Rabbi Greenwald is the editor of On One Foot, an introduction to Judaism textbook and curriculum, in wide use across the US and Canada. He is a Fellow with the National Center for Learning and Leadership (CLAL)'s "Rabbis Without Borders" initiative and speaks and teaches nationwide on issues of conversion, inclusion, and engagement of Jewish millennials.

Prior to coming to the Intro Program, he served as Revson Rabbinic Fellow at IKAR, one of America's most innovative spiritual communities. He received his BA in History from UCLA and his MA and ordination from the Ziegler School of Rabbinic Studies in 2011. 

posted on June 2, 2022

It is often the case that the things that "everybody" knows to be true – aren't.

Marie Antoinette never said: "Let them eat cake." Vincent Van Gogh did not cut off his ear to impress a lover. And, despite what my well-meaning mother told me, swallowed gum doesn't sit in your stomach for seven years, and if you make a funny face there is absolutely no chance of it sticking that way.

There are lots of similarly popular myths about Jewish law:

One of the most widespread is that a Jew with a tattoo can't be buried in a Jewish cemetery. One memorable student once even emphatically argued with me that rabbis require that a tattoo be cut off before burial, presumably leaving many Jewish cadavers buried sans arms, legs, and the occasional rear end. This is all totally false. While Jewish law does prohibit tattooing, there is no source, ancient or modern, for the idea of excluding a tattooed Jew from proper burial. As Rabbi Alan Lucas, writing for the Conservative Movement's Committee on Jewish Law and Standards, notes: "However distasteful we may find the practice [of tattooing], there is no basis for restricting burial for a Jew who violates this prohibition… (Lucas, Tattooing and Body Piercing, 1997). Yet, the rumor persists (perhaps fed by other, well-meaning Jewish mothers… who can say?)

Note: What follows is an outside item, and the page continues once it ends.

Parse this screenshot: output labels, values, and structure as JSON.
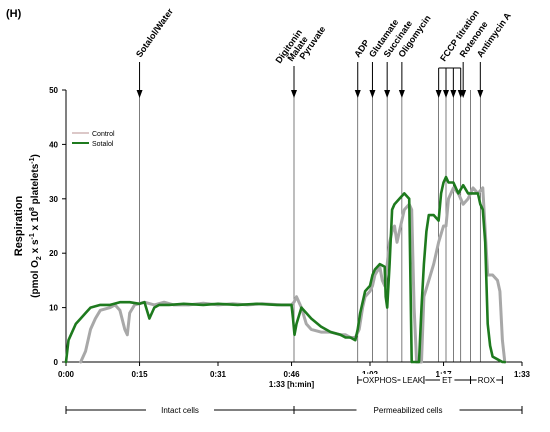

A much more damaging myth is the concept that a prospective convert must be turned away three times before being accepted for conversion. This ubiquitous idea is referenced everywhere from recent articles in the Washington Post and Haaretz to episodes of popular shows like Sex in the City and Orange is the New Black. Over the ten years I directed AJU's Miller Introduction to Judaism Program, I found that many of my students came to class fully expecting to be turned away. Others confessed they were terrified to reach out to potential sponsoring rabbis. Sadly, there are undoubtedly many more who never wound up beginning a Jewish journey at all out of fear of what they anticipated to be inevitable rejection.

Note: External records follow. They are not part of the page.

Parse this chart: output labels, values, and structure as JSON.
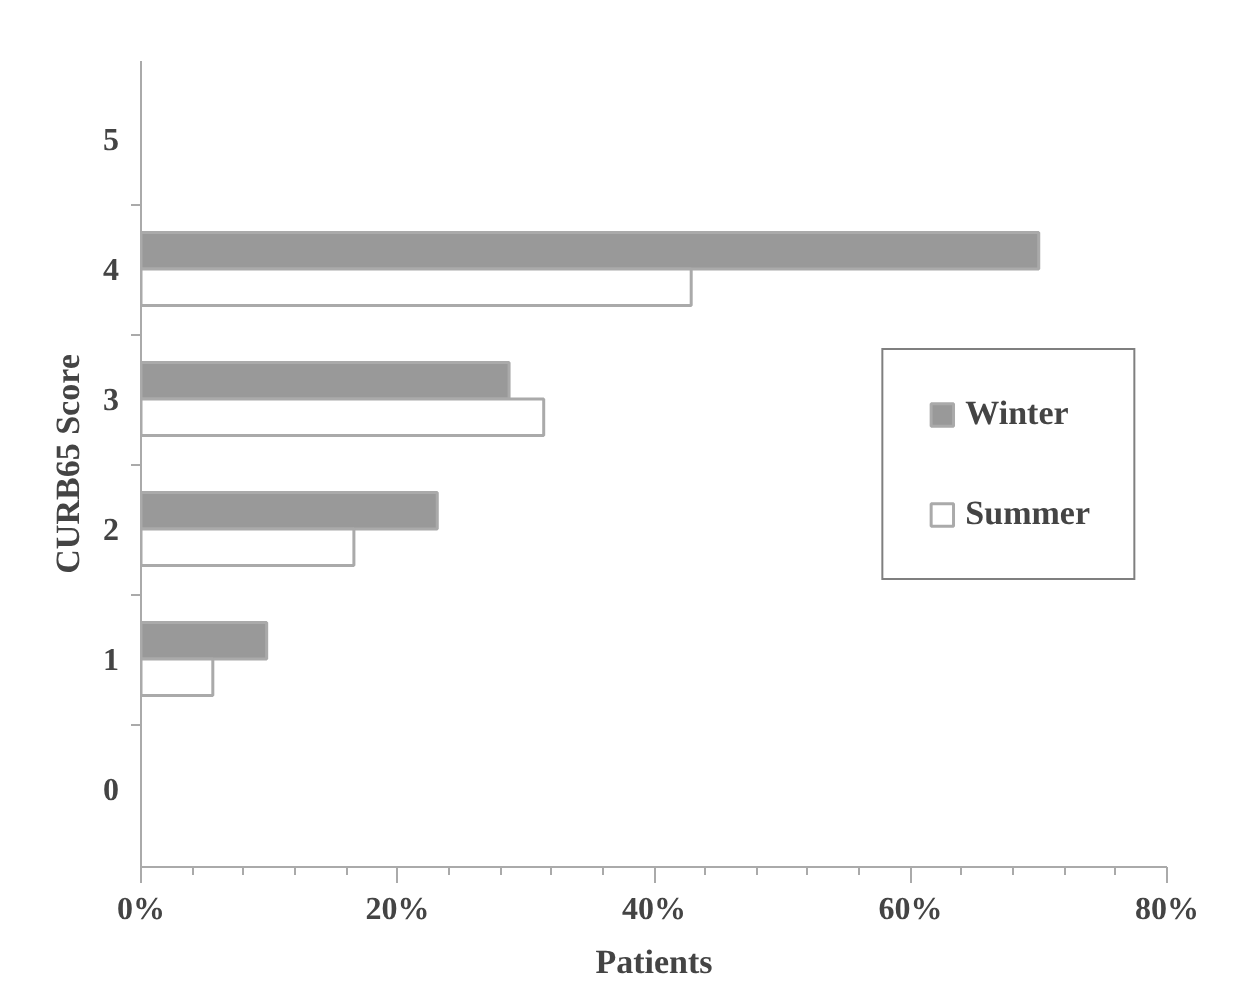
{
  "chart_data": {
    "type": "bar",
    "orientation": "horizontal",
    "xlabel": "Patients",
    "ylabel": "CURB65 Score",
    "categories": [
      "5",
      "4",
      "3",
      "2",
      "1",
      "0"
    ],
    "series": [
      {
        "name": "Winter",
        "color": "#999999",
        "values": [
          null,
          70,
          28.7,
          23.1,
          9.8,
          null
        ]
      },
      {
        "name": "Summer",
        "color": "#ffffff",
        "values": [
          null,
          42.9,
          31.4,
          16.6,
          5.6,
          null
        ]
      }
    ],
    "xlim": [
      0,
      80
    ],
    "xticks": [
      {
        "value": 0,
        "label": "0%"
      },
      {
        "value": 20,
        "label": "20%"
      },
      {
        "value": 40,
        "label": "40%"
      },
      {
        "value": 60,
        "label": "60%"
      },
      {
        "value": 80,
        "label": "80%"
      }
    ],
    "grid": false,
    "legend": "right"
  }
}
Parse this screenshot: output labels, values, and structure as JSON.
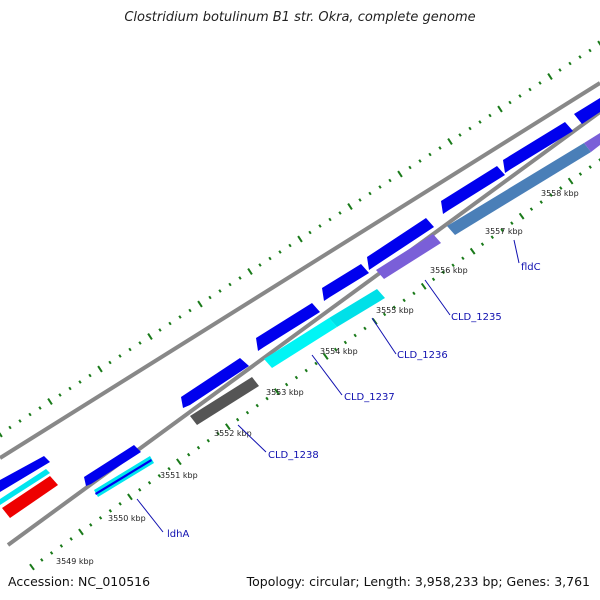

The "turning away three times" idea originates from a collection of midrashim (rabbinic sermons or interpretations) called Ruth Rabbah. In this 6th century document, we find a quote from Rabbi Shmuel bar Nachmani who notes that Naomi, the mother-in-law of Ruth, urged her three times to return to her kin after the death of her husband. He states: "She says, 'turn back' three times, which corresponds to the three times one pushes off a convert" (Ruth Rabbah 2:16).

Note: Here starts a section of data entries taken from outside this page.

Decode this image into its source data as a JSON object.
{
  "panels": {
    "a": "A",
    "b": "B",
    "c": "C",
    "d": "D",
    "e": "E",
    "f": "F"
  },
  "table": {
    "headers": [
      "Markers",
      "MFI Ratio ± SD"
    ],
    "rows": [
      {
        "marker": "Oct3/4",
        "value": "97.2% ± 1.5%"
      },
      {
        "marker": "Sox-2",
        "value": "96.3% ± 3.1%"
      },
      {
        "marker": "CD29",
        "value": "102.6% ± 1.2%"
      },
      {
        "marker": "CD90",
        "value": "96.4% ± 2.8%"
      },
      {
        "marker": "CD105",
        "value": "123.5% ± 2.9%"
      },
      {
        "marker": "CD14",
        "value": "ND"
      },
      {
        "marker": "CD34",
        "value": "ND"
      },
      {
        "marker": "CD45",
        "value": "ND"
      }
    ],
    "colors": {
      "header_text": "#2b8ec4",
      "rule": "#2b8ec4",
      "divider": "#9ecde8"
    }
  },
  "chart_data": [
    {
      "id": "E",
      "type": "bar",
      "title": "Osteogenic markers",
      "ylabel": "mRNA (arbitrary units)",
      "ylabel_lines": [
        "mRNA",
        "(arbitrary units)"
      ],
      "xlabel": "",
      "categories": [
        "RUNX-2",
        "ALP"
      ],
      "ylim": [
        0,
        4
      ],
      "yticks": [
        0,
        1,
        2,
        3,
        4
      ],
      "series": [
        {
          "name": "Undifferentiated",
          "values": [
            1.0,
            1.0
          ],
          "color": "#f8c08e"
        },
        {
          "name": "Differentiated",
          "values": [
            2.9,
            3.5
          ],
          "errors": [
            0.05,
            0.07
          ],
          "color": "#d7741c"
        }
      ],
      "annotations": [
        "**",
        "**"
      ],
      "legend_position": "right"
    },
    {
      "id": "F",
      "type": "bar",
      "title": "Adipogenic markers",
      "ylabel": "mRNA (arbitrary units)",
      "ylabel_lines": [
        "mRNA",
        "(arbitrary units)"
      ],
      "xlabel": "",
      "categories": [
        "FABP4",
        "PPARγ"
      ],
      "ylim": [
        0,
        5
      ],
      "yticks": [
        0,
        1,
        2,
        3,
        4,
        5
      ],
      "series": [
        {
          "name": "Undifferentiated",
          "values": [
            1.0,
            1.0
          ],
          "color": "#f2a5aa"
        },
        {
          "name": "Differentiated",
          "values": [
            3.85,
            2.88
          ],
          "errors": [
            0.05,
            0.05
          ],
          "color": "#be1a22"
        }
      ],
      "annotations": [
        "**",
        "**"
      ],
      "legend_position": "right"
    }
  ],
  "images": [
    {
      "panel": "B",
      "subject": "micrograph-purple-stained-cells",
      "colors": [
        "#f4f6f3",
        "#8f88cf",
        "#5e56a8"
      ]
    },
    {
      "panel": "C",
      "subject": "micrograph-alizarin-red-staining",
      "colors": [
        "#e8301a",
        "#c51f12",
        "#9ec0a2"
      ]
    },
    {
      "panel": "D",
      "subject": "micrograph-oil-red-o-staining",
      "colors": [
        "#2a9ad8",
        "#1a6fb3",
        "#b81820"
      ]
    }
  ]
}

According to Jewish law, one does not need to turn a person away three times, or even once. All that is required is one straightforward question of intent, ensuring that a person understands what it means to throw in their lot with the Jewish People. If they answer with sincerity, they ought to be met with a loving embrace and a hearty welcome to the family.

On Shavuot, we read the Book of Ruth and pay respect to the spiritual courage it took her – and all her children after her – to take a leap into the unknown and discover a new path. But it is not enough to pay lip service to that courage. I have heard story after story from those on the path to conversion who are met with suspicion or outright rejection. Our community needs to take a hard look at itself and ask why "everyone knows" that we turn away converts three times, but too few people know that the actual law is to do the opposite.

At this profound moment of both crisis and opportunity in Jewish life, we must definitively bust this myth once and for all. Rabbi Shmuel's minority position was rejected by the Sages millennia ago. It is time for us to fully commit to do the same. The world is waiting.